The British Government offered to help New Zealand build a small nuclear reactor, declassified government papers reveal.
The papers show New Zealand began exploring the possibility of building a small graphite pile reactor in the mid 1940s, as one of a series of nuclear plants being built by Commonwealth countries.
Canada and Australia were considering large-scale plants for energy generation, but New Zealand was more interested in a smaller facility to generate isotopes for medical, industrial and scientific purposes.
New Zealand was considered to have largely untapped sources of hydro-electricity, which would render a nuclear power plant unnecessary for at least 20 years.
Because of the short half-life of many useful radioactive isotopes they could not be shipped to New Zealand, hence having a small reactor in the country was considered desirable.
The Department of Scientific and Industrial Research was an enthusiastic proponent of the scheme and a report from DSIR founding secretary Ernest Marsden to Secretary of the Cabinet Foss Shanahan extolled the virtues.
"New Zealand is coming of age and must be prepared to take a part in everything that is worthy in progress of civilisation," Dr Marsden wrote.
Charles Watson Munro, a leading New Zealand nuclear scientist who worked at Chalk River, Canada, and at Harwell, England, from 1944 to 1948 and was about to return home, said a small graphite pile would enable New Zealand, at a comparatively small cost, to have available the nucleus for an atomic research project.
The pile would also supply an ample supply of radioactive material for industrial and agricultural purposes.
However, Prime Minister Peter Fraser was far from convinced.

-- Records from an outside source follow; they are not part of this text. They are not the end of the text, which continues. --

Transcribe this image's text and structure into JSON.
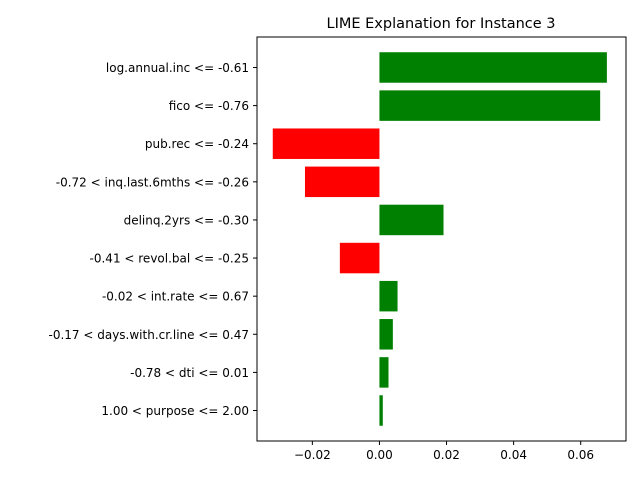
{
  "chart_data": {
    "type": "bar",
    "orientation": "horizontal",
    "title": "LIME Explanation for Instance 3",
    "xlabel": "",
    "ylabel": "",
    "categories": [
      "log.annual.inc <= -0.61",
      "fico <= -0.76",
      "pub.rec <= -0.24",
      "-0.72 < inq.last.6mths <= -0.26",
      "delinq.2yrs <= -0.30",
      "-0.41 < revol.bal <= -0.25",
      "-0.02 < int.rate <= 0.67",
      "-0.17 < days.with.cr.line <= 0.47",
      "-0.78 < dti <= 0.01",
      "1.00 < purpose <= 2.00"
    ],
    "values": [
      0.0678,
      0.0658,
      -0.0318,
      -0.0222,
      0.0191,
      -0.0118,
      0.0054,
      0.004,
      0.0027,
      0.001
    ],
    "xlim": [
      -0.0365,
      0.0735
    ],
    "xticks": [
      -0.02,
      0.0,
      0.02,
      0.04,
      0.06
    ],
    "xtick_labels": [
      "−0.02",
      "0.00",
      "0.02",
      "0.04",
      "0.06"
    ],
    "colors": {
      "positive": "#008000",
      "negative": "#ff0000"
    },
    "grid": false,
    "legend": "none"
  }
}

In a memo to his deputy, Walter Nash, and Cabinet minister Terence McCoombs, Fraser wrote that "the only justification I can see for this would be in regard to the preparation of certain radioactive elements used for medical treatment".
With no sources of uranium in New Zealand - although the papers reveal the Government also approved prospecting for the element - radioactive material for the pile would have had to be imported from Canada or Britain.
The New Zealand Government wrote to British Prime Minister Clement Attlee in 1948 asking whether it was regarded as being in the Commonwealth's interest for a reactor to be built here.
"I am glad to assure you that in my opinion there would be an advantage to the Commonwealth in the development by the New Zealand Government in this project," Mr Attlee wrote to Mr Fraser.
Britain, Mr Attlee added, would be happy to offer its assistance.
That letter is the final document in the file, leaving the question of why the reactor never went ahead hanging tantalisingly unanswered.
Today, all New Zealand's radioactive material is imported, either from Britain or from the Lucas Heights reactor in Sydney.
The Institute of Geological and Nuclear Sciences owns and operates the isotope centre in Lower Hutt, which provides a wide range of isotope-based services.